The secretary also emphasized the U.S.' support for the 2016 ruling by the Permanent Court of Arbitration, which found China's expansive maritime claims to be inconsistent with international law.

Responding to the remarks, China's Foreign Ministry spokesperson Wang Wenbin told a regular press conference that American policy toward China was "contradictory" because it trumpeted the "China threat" while claiming the U.S. doesn't want conflict.

"Such a contradictory approach is not in keeping with the spirit of the meeting between Chinese and U.S. heads of state and will hardly be recognized by countries in the region," said Wang, who warned against "drawing ideological lines, creating cliques and inciting bloc confrontation."

"It should be a promoter of dialogue and cooperation in the region instead of a saboteur that drives wedges between regional countries and undermines regional solidarity and cooperation," he said.

Antony Blinken Calls Out China's 'Aggressive Actions'
Secretary of State Antony Blinken speaks at a press conference at the Fairmont Hotel in Jakarta, Indonesia, on December 14, 2021. OLIVIER DOULIERY/POOL/AFP via Getty Images

The view, as expressed by Wang, is not shared across all members of the Association of Southeast Asian Nations (ASEAN), which have welcomed the return of a sustained U.S. presence in the region, seen as being at the heart of the growing rivalry between Washington and Beijing.

The American political and military realignment to Asia inevitably involves deeper engagement with ASEAN, often described as central—geographically but economically, too—to the future of the broader Indo-Pacific. However, observers are still awaiting the Biden administration's renewed strategy for the region and a trade policy that can rival China's many inducements.

Blinken's two-day visit to Jakarta involved a meeting with Indonesian President Joko Widodo and an extensive meeting with the country's Foreign Minister Retno Marsudi. At a joint press conference on Tuesday, Marsudi announced the signing of a new memorandum of understanding (MOU) to extend maritime cooperation between the two nations until 2026.

"This MOU covers, among others, maritime security cooperation, marine resources, conservation and fisheries management, as well as maritime safety and navigation," she said. Significant was also the decision to expand security cooperation with a new "2+2" dialogue mechanism, a meeting format between foreign and defense ministries.

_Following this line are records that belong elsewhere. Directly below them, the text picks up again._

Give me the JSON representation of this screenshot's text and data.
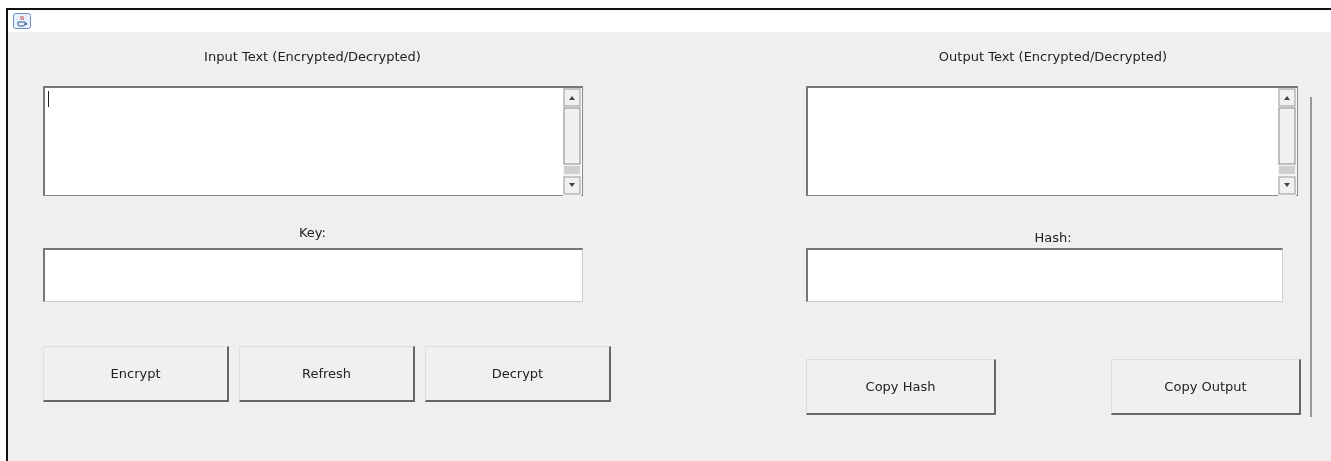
{
  "left_panel": {
    "text_label": "Input Text (Encrypted/Decrypted)",
    "text_area": {
      "focused": true
    },
    "field_label": "Key:",
    "buttons": [
      "Encrypt",
      "Refresh",
      "Decrypt"
    ]
  },
  "right_panel": {
    "text_label": "Output Text (Encrypted/Decrypted)",
    "text_area": {
      "focused": false
    },
    "field_label": "Hash:",
    "buttons": [
      "Copy Hash",
      "Copy Output"
    ]
  }
}
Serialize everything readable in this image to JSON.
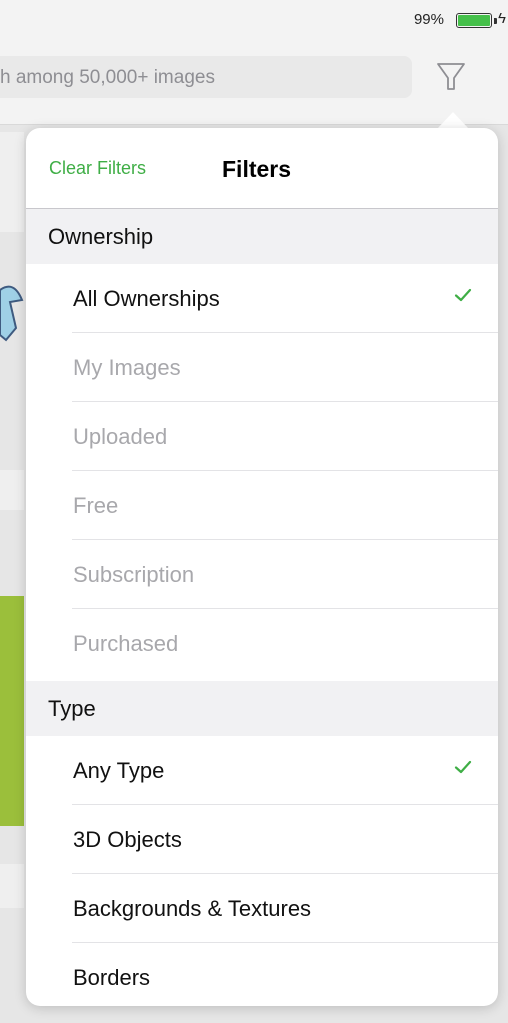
{
  "status_bar": {
    "battery_percent": "99%",
    "battery_level": 0.99,
    "charging": true
  },
  "search": {
    "placeholder": "h among 50,000+ images"
  },
  "filters": {
    "title": "Filters",
    "clear_label": "Clear Filters",
    "accent_color": "#3fae46",
    "sections": [
      {
        "header": "Ownership",
        "items": [
          {
            "label": "All Ownerships",
            "selected": true,
            "enabled": true
          },
          {
            "label": "My Images",
            "selected": false,
            "enabled": false
          },
          {
            "label": "Uploaded",
            "selected": false,
            "enabled": false
          },
          {
            "label": "Free",
            "selected": false,
            "enabled": false
          },
          {
            "label": "Subscription",
            "selected": false,
            "enabled": false
          },
          {
            "label": "Purchased",
            "selected": false,
            "enabled": false
          }
        ]
      },
      {
        "header": "Type",
        "items": [
          {
            "label": "Any Type",
            "selected": true,
            "enabled": true
          },
          {
            "label": "3D Objects",
            "selected": false,
            "enabled": true
          },
          {
            "label": "Backgrounds & Textures",
            "selected": false,
            "enabled": true
          },
          {
            "label": "Borders",
            "selected": false,
            "enabled": true
          }
        ]
      }
    ]
  }
}
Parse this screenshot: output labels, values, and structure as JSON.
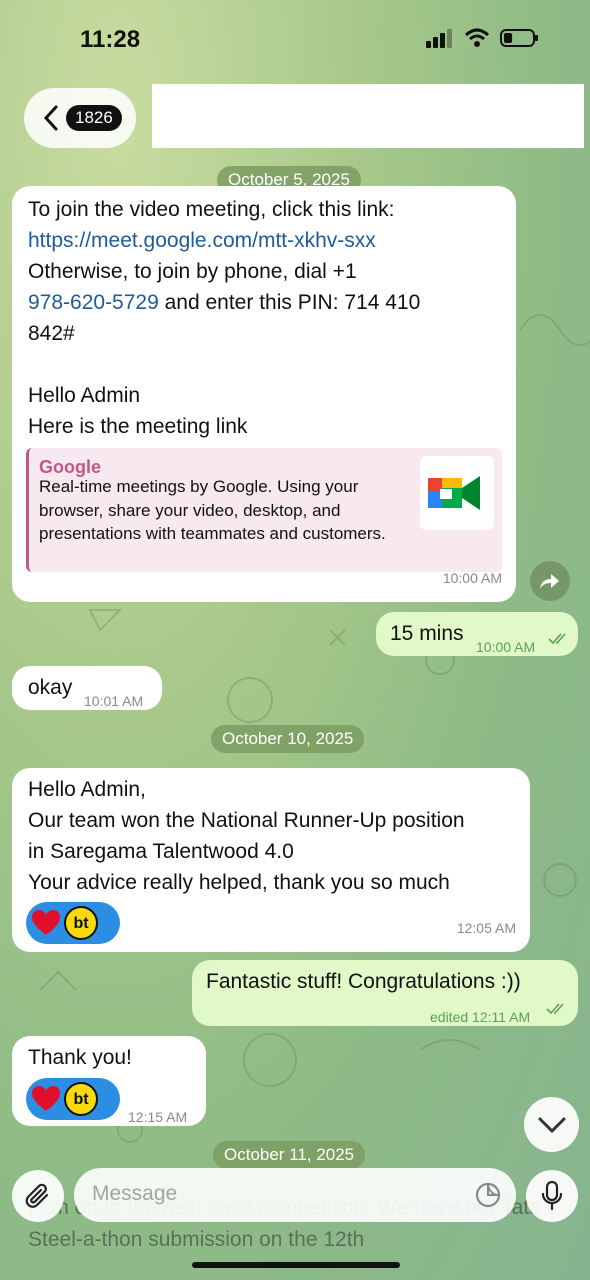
{
  "status_bar": {
    "time": "11:28",
    "battery_level": 0.3
  },
  "header": {
    "back_count": "1826"
  },
  "dates": {
    "oct5": "October 5, 2025",
    "oct10": "October 10, 2025",
    "oct11": "October 11, 2025"
  },
  "messages": {
    "m1": {
      "line1": "To join the video meeting, click this link:",
      "link": "https://meet.google.com/mtt-xkhv-sxx",
      "line3": "Otherwise, to join by phone, dial +1",
      "phone": "978-620-5729",
      "line4b": " and enter this PIN: 714 410",
      "line5": "842#",
      "line6": "Hello Admin",
      "line7": "Here is the meeting link",
      "preview_title": "Google",
      "preview_text": "Real-time meetings by Google. Using your browser, share your video, desktop, and presentations with teammates and customers.",
      "time": "10:00 AM"
    },
    "m2": {
      "text": "15 mins",
      "time": "10:00 AM"
    },
    "m3": {
      "text": "okay",
      "time": "10:01 AM"
    },
    "m4": {
      "line1": "Hello Admin,",
      "line2": "Our team won the National Runner-Up position",
      "line3": "in Saregama Talentwood 4.0",
      "line4": "Your advice really helped, thank you so much",
      "reaction_badge": "bt",
      "time": "12:05 AM"
    },
    "m5": {
      "text": "Fantastic stuff! Congratulations :))",
      "time": "edited 12:11 AM"
    },
    "m6": {
      "text": "Thank you!",
      "reaction_badge": "bt",
      "time": "12:15 AM"
    },
    "m7": {
      "text": "I am on to the next case competition. We have our Tata Steel-a-thon submission on the 12th"
    }
  },
  "composer": {
    "placeholder": "Message"
  },
  "colors": {
    "outgoing_bubble": "#e1f8c8",
    "link": "#1f5b9a",
    "preview_accent": "#c2578a",
    "reaction_bg": "#2b8de3"
  },
  "icons": [
    "back-chevron-icon",
    "share-arrow-icon",
    "double-check-icon",
    "heart-icon",
    "chevron-down-icon",
    "paperclip-icon",
    "sticker-icon",
    "microphone-icon",
    "google-meet-icon"
  ]
}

Blinken was due in Malaysia and Thailand for similar talks this week, as part of the Biden administration's emphasis on ASEAN partners.

According to the United Nations Conference on Trade and Development, over 80 percent of international trade in goods is carried by sea. Around 60 percent goes through Asia, and one-third through the South China Sea. It releases trade data in its annual Review of Maritime Transport report.